What’s more, Pretell developed and updates Python packages on GitHub to facilitate use of the Jupyter notebook.
The spatial correlation models developed as part of their project can also help researchers and agencies to conduct risk analysis on extended infrastructure, such as lifelines and transit.
Pretell’s team extended the dataset to generate spatial correlation models and ground motion intensity measures for the four events of the February 2023 Türkiye earthquake sequence, whose results were published in Earthquake Spectra.
“We provided estimates of the peak ground acceleration at dam, building, and hospital sites and for many different research teams that travelled to Turkey,” Pretell said. Researchers sought to understand, for example, why some hospitals suffered earthquake damage and others did not.
“We studied the spatial variability of peak ground acceleration, and we saw that in some zones there was an overall underestimation compared to the models that we use,” Pretell added.
Another study relevant to the PRJ-4022 dataset focused on the 1989 M6.9 Loma Prieta Earthquake, published February 2024 in Geo-Congress 2024, which estimated peak ground acceleration values at case history sites.
“In this publication, we showed the systematic technique that we are using to compute these ground motion intensity measures for the Loma Prieta earthquake,” Pretell said.
One of the big challenges the scientists had with the award-winning dataset is the mutability of the database, where errors are corrected, and records get added. Every time there is a change in the input databases, new calculations must be run to generate new results — making data versioning important for the project.
“DesignSafe makes the perfect platform because we update our dataset as more data are collected or results are improved, and we release a different version. Having the ability to update our results, while keeping the same name and Direct Object Identifier (DOI) — which DesignSafe helps provide —is tremendously helpful,” Pretell said.
“DesignSafe is also a reliable and long-term platform that the earthquake engineering community is very familiar with,” he added.
“The key points that people should know is that we have a dataset of consistently estimated ground motion intensity measures at almost all liquefaction case history sites collected to date. This data can be used not only for liquefaction triggering models, but also liquefaction-induced lateral spreading and settlement estimation. This dataset can potentially benefit researchers that are developing methods or models for assessing the hazardous effects of earthquake-induced liquefaction,” said Pretell.

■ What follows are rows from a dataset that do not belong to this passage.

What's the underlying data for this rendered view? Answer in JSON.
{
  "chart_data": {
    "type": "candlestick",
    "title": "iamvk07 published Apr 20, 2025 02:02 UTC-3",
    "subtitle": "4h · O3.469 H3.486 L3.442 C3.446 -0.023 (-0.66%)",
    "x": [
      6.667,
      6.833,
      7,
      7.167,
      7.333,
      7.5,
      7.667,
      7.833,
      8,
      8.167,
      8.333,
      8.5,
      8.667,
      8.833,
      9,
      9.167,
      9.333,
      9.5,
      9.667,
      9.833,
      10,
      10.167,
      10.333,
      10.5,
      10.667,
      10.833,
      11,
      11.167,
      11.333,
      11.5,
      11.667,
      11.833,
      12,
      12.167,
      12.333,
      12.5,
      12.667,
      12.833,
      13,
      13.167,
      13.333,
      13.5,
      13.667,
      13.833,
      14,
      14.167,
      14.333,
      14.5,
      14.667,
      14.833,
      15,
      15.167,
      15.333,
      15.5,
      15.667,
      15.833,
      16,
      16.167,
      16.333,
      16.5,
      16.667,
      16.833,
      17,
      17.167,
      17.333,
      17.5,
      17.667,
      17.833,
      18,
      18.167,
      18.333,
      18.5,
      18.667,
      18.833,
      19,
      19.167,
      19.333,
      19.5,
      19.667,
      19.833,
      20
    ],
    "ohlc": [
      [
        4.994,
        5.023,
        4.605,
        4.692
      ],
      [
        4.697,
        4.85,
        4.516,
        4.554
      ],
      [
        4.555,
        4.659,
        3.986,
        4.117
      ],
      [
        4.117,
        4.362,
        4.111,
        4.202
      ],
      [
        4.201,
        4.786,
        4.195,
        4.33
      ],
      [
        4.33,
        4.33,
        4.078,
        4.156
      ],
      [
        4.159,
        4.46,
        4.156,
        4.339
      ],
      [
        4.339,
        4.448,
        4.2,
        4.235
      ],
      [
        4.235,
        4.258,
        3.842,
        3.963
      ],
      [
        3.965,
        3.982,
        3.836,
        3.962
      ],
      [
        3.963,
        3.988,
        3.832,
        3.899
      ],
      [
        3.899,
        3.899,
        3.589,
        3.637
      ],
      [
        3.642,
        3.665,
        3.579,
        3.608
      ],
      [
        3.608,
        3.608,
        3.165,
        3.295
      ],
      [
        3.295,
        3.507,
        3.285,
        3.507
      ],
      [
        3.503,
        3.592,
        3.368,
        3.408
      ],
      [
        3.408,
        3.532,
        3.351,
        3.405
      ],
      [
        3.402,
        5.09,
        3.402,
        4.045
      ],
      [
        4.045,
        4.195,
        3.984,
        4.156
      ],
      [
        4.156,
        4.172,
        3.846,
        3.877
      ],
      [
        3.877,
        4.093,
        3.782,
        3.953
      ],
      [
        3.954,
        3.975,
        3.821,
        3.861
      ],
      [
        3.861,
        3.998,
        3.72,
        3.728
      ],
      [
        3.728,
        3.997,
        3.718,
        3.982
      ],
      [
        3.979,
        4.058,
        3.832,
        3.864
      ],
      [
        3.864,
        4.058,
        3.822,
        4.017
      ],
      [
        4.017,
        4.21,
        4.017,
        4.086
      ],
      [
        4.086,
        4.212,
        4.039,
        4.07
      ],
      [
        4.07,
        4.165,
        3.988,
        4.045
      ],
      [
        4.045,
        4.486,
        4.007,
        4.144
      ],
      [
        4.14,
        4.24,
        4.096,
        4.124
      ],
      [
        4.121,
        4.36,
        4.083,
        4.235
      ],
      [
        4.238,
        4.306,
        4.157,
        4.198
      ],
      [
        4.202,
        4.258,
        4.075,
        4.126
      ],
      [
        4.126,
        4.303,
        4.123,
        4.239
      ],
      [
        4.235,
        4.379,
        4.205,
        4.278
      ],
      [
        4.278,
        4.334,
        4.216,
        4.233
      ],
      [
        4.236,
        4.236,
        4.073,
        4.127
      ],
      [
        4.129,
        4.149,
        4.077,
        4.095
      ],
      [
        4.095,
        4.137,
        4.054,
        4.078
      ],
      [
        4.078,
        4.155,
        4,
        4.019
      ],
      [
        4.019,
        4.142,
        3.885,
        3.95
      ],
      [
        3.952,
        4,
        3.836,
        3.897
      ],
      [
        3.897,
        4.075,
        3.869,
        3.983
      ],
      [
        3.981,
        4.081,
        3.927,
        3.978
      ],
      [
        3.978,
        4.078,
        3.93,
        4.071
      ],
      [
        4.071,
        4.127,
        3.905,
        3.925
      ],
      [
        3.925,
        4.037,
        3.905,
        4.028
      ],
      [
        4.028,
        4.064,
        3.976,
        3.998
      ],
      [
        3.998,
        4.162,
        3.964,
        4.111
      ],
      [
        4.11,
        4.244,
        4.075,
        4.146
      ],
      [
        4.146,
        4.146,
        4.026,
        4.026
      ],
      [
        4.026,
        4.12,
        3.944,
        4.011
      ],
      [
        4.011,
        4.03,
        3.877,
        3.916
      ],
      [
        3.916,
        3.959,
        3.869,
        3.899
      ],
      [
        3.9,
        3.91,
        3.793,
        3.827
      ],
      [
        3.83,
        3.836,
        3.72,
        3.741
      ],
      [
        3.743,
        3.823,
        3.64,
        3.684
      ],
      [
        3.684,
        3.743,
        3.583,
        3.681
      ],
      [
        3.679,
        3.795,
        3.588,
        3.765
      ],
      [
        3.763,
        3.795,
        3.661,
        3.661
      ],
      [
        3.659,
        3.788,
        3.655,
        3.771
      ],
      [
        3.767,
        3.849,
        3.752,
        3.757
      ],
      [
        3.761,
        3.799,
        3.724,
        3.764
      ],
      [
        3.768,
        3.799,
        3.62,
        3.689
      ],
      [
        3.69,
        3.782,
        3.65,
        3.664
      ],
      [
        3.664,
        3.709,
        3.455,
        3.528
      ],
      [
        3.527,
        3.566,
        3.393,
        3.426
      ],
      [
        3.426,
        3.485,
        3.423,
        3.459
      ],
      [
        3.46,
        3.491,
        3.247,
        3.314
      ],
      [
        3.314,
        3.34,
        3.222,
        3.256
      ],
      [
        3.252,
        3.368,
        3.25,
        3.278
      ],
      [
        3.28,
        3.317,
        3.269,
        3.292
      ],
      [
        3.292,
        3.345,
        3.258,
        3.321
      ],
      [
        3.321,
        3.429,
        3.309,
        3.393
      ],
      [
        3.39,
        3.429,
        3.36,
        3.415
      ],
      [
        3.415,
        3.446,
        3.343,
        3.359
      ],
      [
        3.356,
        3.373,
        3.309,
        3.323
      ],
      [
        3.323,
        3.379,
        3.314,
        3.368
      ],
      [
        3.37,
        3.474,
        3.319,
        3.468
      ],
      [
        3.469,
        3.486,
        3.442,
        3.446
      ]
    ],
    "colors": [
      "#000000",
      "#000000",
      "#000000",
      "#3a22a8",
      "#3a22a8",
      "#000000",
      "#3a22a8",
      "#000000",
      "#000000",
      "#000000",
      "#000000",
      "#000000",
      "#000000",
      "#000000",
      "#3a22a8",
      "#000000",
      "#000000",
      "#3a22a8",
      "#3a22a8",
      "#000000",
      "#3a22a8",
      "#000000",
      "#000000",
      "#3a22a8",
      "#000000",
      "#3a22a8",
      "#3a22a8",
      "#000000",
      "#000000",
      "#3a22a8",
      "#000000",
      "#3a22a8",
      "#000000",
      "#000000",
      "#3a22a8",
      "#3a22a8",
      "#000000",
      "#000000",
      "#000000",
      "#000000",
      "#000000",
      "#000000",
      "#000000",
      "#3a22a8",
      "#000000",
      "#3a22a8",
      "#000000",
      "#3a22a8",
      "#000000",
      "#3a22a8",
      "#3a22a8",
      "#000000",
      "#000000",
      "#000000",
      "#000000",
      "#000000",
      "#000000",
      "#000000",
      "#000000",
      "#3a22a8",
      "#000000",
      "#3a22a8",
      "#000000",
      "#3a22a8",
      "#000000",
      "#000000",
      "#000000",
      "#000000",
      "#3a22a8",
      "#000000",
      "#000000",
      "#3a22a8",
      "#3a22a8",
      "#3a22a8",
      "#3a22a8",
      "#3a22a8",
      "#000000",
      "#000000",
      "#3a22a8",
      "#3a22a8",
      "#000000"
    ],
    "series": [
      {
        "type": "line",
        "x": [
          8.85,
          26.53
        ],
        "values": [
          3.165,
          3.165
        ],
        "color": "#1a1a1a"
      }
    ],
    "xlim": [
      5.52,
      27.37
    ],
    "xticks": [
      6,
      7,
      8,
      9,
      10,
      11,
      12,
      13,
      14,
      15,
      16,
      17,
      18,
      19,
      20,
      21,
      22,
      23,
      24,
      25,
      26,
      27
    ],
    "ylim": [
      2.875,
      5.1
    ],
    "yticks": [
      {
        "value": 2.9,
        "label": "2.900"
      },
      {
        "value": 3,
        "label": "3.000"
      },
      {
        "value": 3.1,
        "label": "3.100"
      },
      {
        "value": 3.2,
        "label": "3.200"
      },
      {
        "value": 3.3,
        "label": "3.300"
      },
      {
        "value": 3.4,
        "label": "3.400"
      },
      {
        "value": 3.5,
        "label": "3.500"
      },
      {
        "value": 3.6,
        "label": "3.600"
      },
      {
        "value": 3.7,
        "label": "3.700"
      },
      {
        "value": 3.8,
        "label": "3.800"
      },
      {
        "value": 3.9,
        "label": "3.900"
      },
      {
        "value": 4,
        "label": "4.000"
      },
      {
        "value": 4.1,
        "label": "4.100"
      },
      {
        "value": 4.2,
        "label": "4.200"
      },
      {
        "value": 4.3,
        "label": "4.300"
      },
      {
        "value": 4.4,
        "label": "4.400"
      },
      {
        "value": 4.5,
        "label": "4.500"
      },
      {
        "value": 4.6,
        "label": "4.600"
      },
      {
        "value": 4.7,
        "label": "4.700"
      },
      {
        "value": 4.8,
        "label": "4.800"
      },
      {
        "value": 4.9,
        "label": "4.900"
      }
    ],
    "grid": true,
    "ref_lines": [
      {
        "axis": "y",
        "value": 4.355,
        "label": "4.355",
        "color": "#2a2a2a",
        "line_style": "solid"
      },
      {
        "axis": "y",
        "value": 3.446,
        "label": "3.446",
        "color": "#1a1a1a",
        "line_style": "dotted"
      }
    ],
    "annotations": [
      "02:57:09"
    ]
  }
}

DesignSafe is a comprehensive cyberinfrastructure that is part of the NSF-funded Natural Hazard Engineering Research Infrastructure (NHERI) and provides cloud-based tools to manage, analyze, understand, and publish critical data for research to understand the impacts of natural hazards. The capabilities within the DesignSafe infrastructure are available at no-cost to all researchers working in natural hazards. The cyberinfrastructure and software development team is located at the Texas Advanced Computing Center (TACC) at The University of Texas at Austin, with a team of natural hazards researchers from the University of Texas, the Florida Institute of Technology, and Rice University comprising the senior management team.
NHERI is supported by multiple grants from the National Science Foundation, including the DesignSafe Cyberinfrastructure, Award #2022469.